As Rabbi Wolk explains ‘shiva’ is the weeklong mourning period usually held at the family’s home where people come together to mourn, pray, eat and share stories. During the pandemic, those gatherings had to change especially for one member of his congregation, Michael Abadi, whose mother and sister passed away in Columbia roughly a year ago. Separated from his congregation Abadi did what most of us did during the early stages of covid, he went online.

“We put together a service over zoom where you would normally do the same things that you would do at a memorial service meaning that the family would share some memories about the loved ones and people would pay their respects,” Abadi said.

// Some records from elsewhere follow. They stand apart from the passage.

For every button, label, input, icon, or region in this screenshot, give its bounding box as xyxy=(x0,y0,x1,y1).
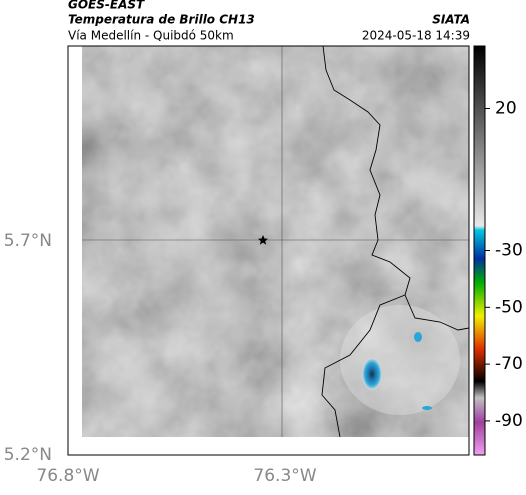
colorbar xyxy=(473,45,486,456)
city-marker xyxy=(258,235,268,245)
datetime: 2024-05-18 14:39 xyxy=(362,29,470,43)
region: Vía Medellín - Quibdó 50km xyxy=(68,29,234,43)
colorbar-tick-label: -50 xyxy=(495,297,523,317)
lat-label: 5.7°N xyxy=(4,231,52,251)
lat-label: 5.2°N xyxy=(4,445,52,465)
lon-label: 76.3°W xyxy=(253,466,316,486)
colorbar-tick-label: -30 xyxy=(495,241,523,261)
colorbar-ticks: 20 -30 -50 -70 -90 xyxy=(485,98,523,431)
source: SIATA xyxy=(432,13,470,27)
satellite: GOES-EAST xyxy=(68,0,145,12)
border xyxy=(322,46,469,331)
colorbar-tick-label: -70 xyxy=(495,354,523,374)
product: Temperatura de Brillo CH13 xyxy=(68,13,255,27)
border xyxy=(321,294,406,437)
colorbar-tick-label: -90 xyxy=(495,411,523,431)
lon-label: 76.8°W xyxy=(36,466,99,486)
map-frame xyxy=(67,45,470,456)
satellite-image xyxy=(82,46,469,437)
colorbar-tick-label: 20 xyxy=(495,98,517,118)
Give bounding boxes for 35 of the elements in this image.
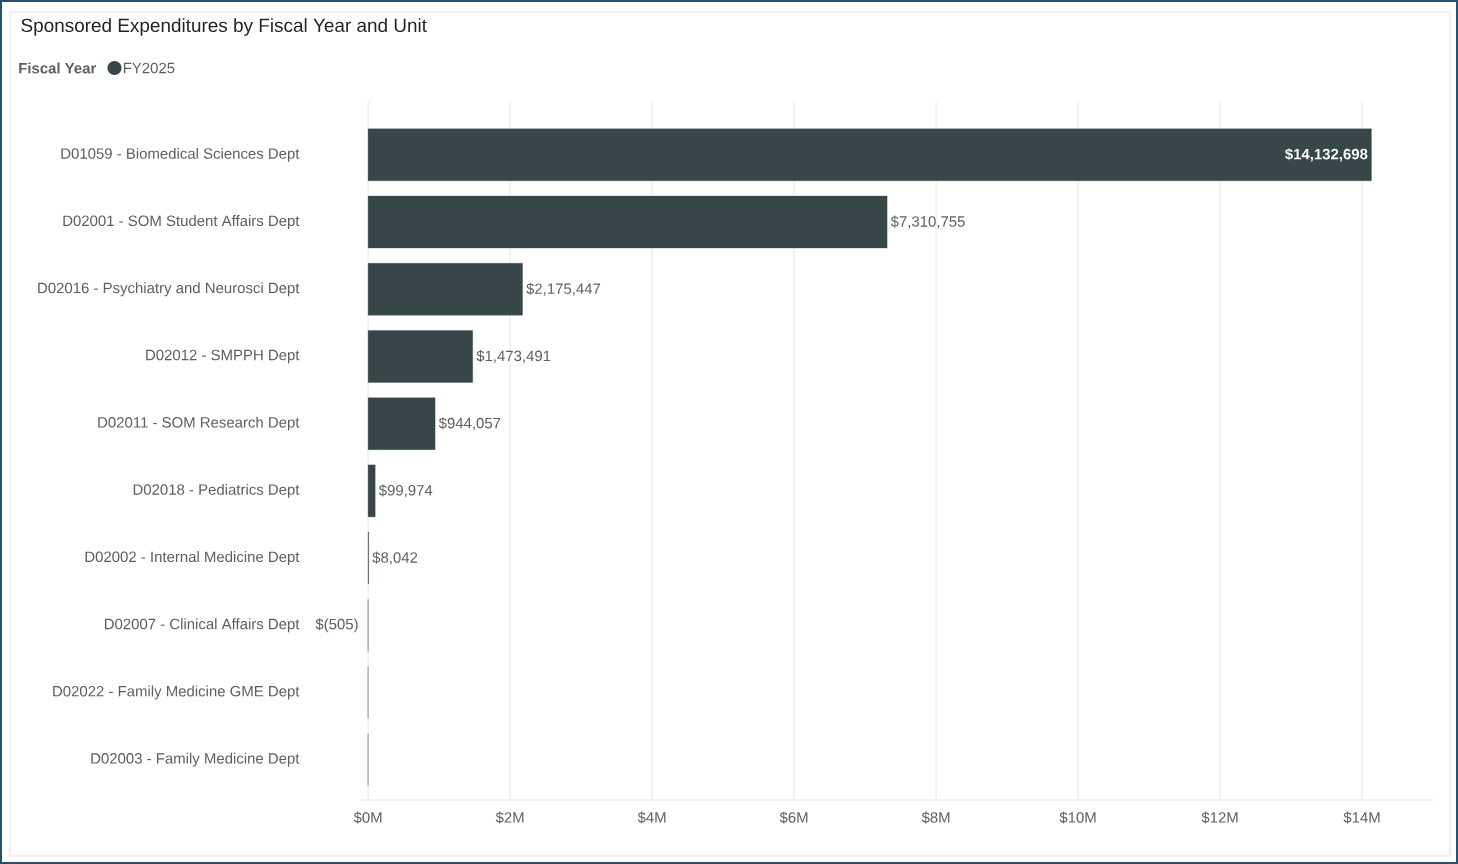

To some that may not seem like a big deal, but in Judaism, you can’t say the mourner’s prayer, known as the mourner’s kaddish without a minyan, a group of at least 10 Jewish adults. Prior to the pandemic doing that online wouldn’t have counted, but Jewish leaders made an exception during covid which allowed Abadi to mourn his losses not only with his family but also with his congregation back in Charlotte.

“It was important to try to stick to the rituals but at the same time observe the safety of the people,” Abadi said. “For me, the important thing was to be able to participate even if was virtually.”

 But shiva wasn’t the only tradition that had to change.

“We have in the Jewish tradition what is called the chevra kadisha or the holy society, a group of people who pick up the body from the hospital or the home and they ritually clean the body in a process called tahara and dress the body in shrouds and prepare the body for burial,” Rabbi Wolk said.

With no option to go virtual there, Rabbi Wolk says they put the health of those living over the care of the body and made changes.

Thankfully now, over a year and a half into the pandemic with more people vaccinated some traditions are coming back.

“It’s gone back slowly, it is much closer to normal at this point. not every case will have a full tahara, but we’re trying as much as possible to act a normal,” Rabbi Wolk said.

 Allowing for Jewish people to get closer to saying goodbye to loved ones the way they have for generations and generations.

“The Jewish community is always about community. it’s about seeing the people who care for you and you care for them and there’s nothing like face-to-face contact and just seeing the people and talking to them which somehow zoom cannot capture.”